Spatial Interaction Modeling Package
===========================================

The **Sp**atial **Int**eraction Modeling (SpInt) package seeks to provide a collection of tools to study spatial interaction processes.

It currently supports the calibration of the 'family' of spatial interaction models (Wilson, 1971) which are derived using an entropy maximizing (EM) framework or the equivalent information minimizing (IM) framework. As such, it is able to derive parameters for the following models:

- unconstrained gravity model
- production-constrained model (origin-constrained)
- attraction-constrained model (destination-constrained)
- doubly-constrained model


Calibration is carried out using maximum likelihood estimation routines outlined in (Fotheringham and O’Kelly, 1989; Willimans and Fotheringham, 1984). Optimization is achieved using scipy.optimize.fsolve(). Overall, the package is currently dependent upon numpy, spicy, and pandas.

Fotheringham, A. S. and O'Kelly, M. E. (1989). Spatial Interaction Models: Formulations and Applications. London: Kluwer Academic Publishers.

Williams, P. A. and A. S. Fotheringham (1984), The Calibration of Spatial Interaction
Models by Maximum Likelihood Estimation with Program SIMODEL, Geographic Monograph
Series, 7, Department of Geography, Indiana University.

Wilson, A. G. (1971). A family of spatial interaction models, and associated developments. Environment and
Planning A, 3, 1–32.

#Basic Concepts and the Gravity Model

At their core, spatial interaction models consider the cost associated with overcoming a physical separation, against the benefits of doing so. Early models originated from an analogy to Newton's physical law of gravitational attraction between two bodies, where the number of flows between two locations is given by the product of the populations of the origin and destination, divided by the distance between them. This relationship can be generalized in the following manner:

$$Tij = k\frac{V_{i}^\mu W_{j}^\alpha}{d_{ij}^\beta}$$ 
where 

$T_{ij}$ = an $n$ by $m$ matrix of flows between $n$ origins (subscripted by $i$) to $m$ destinations (subscripted by $j$)

$V$ = an $n$ by 1 and $m$ by 1 vectors of origin attributes

$W$ = an $n$ by 1 and $m$ by 1 vectors of destination attributes

$d$ is an $n$ by $m$ matrix of the costs to overcome the physical separation between  $i$ and $j$ (usually distance or time)

$k$ is a scaling factor to be estimated

$\mu$ = a vector of exponential parameters representing the effect origin attributes on flows

$\alpha$ = a vector of exponential parameters representing the effect destination attributes on flows

$\beta$ = an exponential parameter representing the effect of movement costs on flows. 

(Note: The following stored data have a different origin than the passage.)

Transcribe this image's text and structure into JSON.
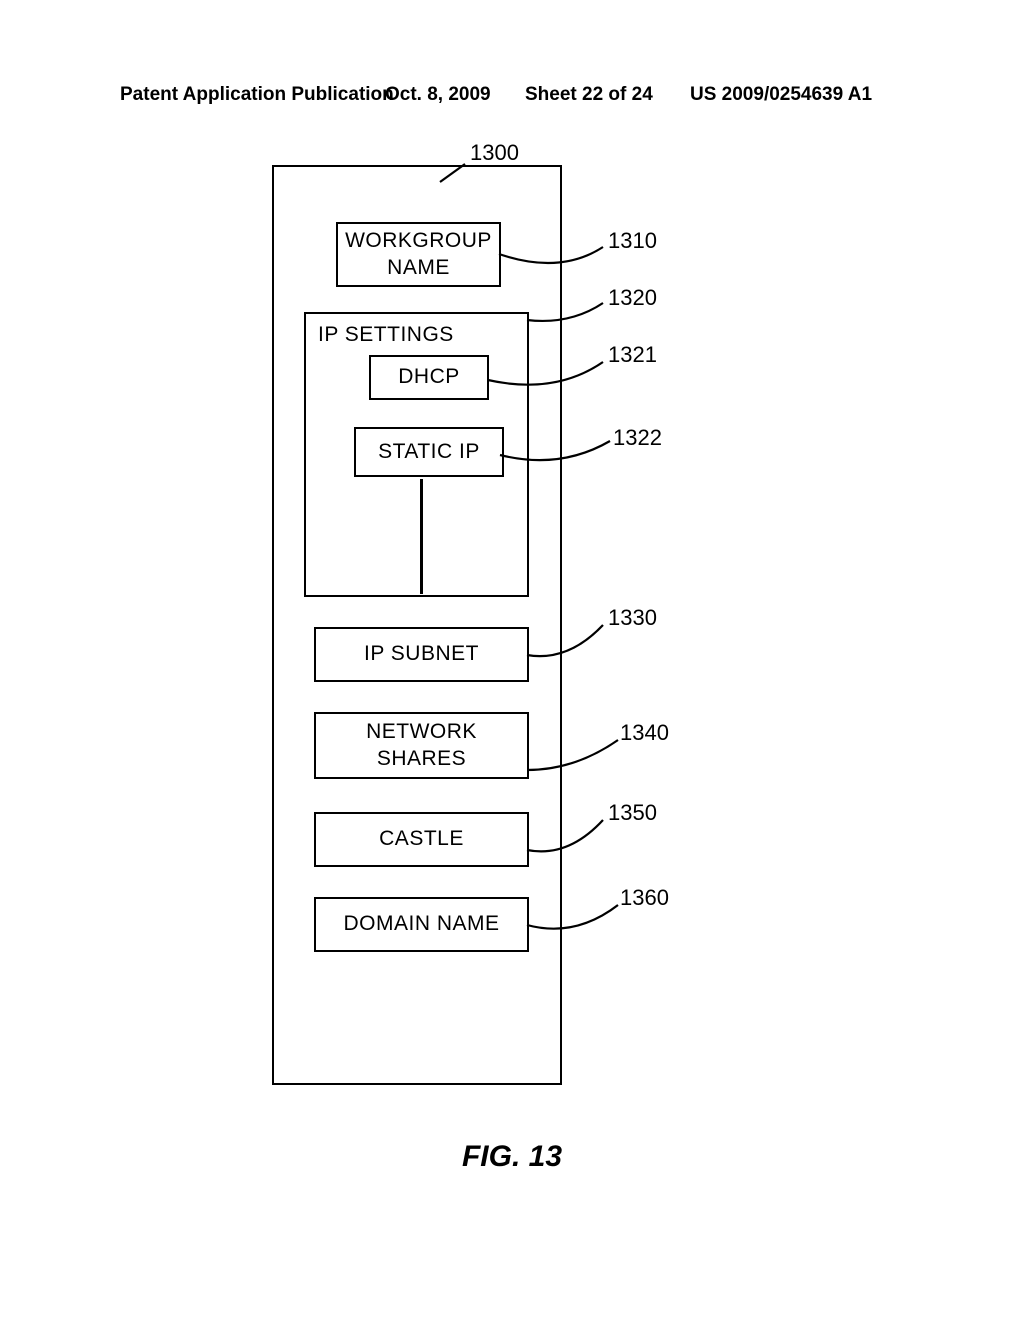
{
  "header": {
    "left": "Patent Application Publication",
    "date": "Oct. 8, 2009",
    "sheet": "Sheet 22 of 24",
    "pubno": "US 2009/0254639 A1"
  },
  "figure": {
    "label": "FIG. 13"
  },
  "boxes": {
    "workgroup": "WORKGROUP\nNAME",
    "ipsettings": "IP SETTINGS",
    "dhcp": "DHCP",
    "staticip": "STATIC IP",
    "ipsubnet": "IP SUBNET",
    "netshares": "NETWORK\nSHARES",
    "castle": "CASTLE",
    "domain": "DOMAIN NAME"
  },
  "callouts": {
    "c1300": "1300",
    "c1310": "1310",
    "c1320": "1320",
    "c1321": "1321",
    "c1322": "1322",
    "c1330": "1330",
    "c1340": "1340",
    "c1350": "1350",
    "c1360": "1360"
  }
}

When data for $T$, $V$,  $W$, and $d$ are available we can estimate the model parameters (also called calibration), which summarize the effect that each model component contributes towards explaining the system of known flows ($T$).  This is often done via regression by taking the log of both sides of the gravity} to obtain the following linear model:


$$\log{Tij} = k + V_{i}\mu + W_{j}\alpha - d_{ij}\beta + \epsilon$$


where $\epsilon$ is an error term. Parameters can then be obtained using either a log-normal linear model (like above) or a Poisson generalized linear model within a regression framework. In addition, known parameters can be used to predict unknown flows when there are deviations in model components ($V$, $W$, and $d$) or the set of locations in the system are altered.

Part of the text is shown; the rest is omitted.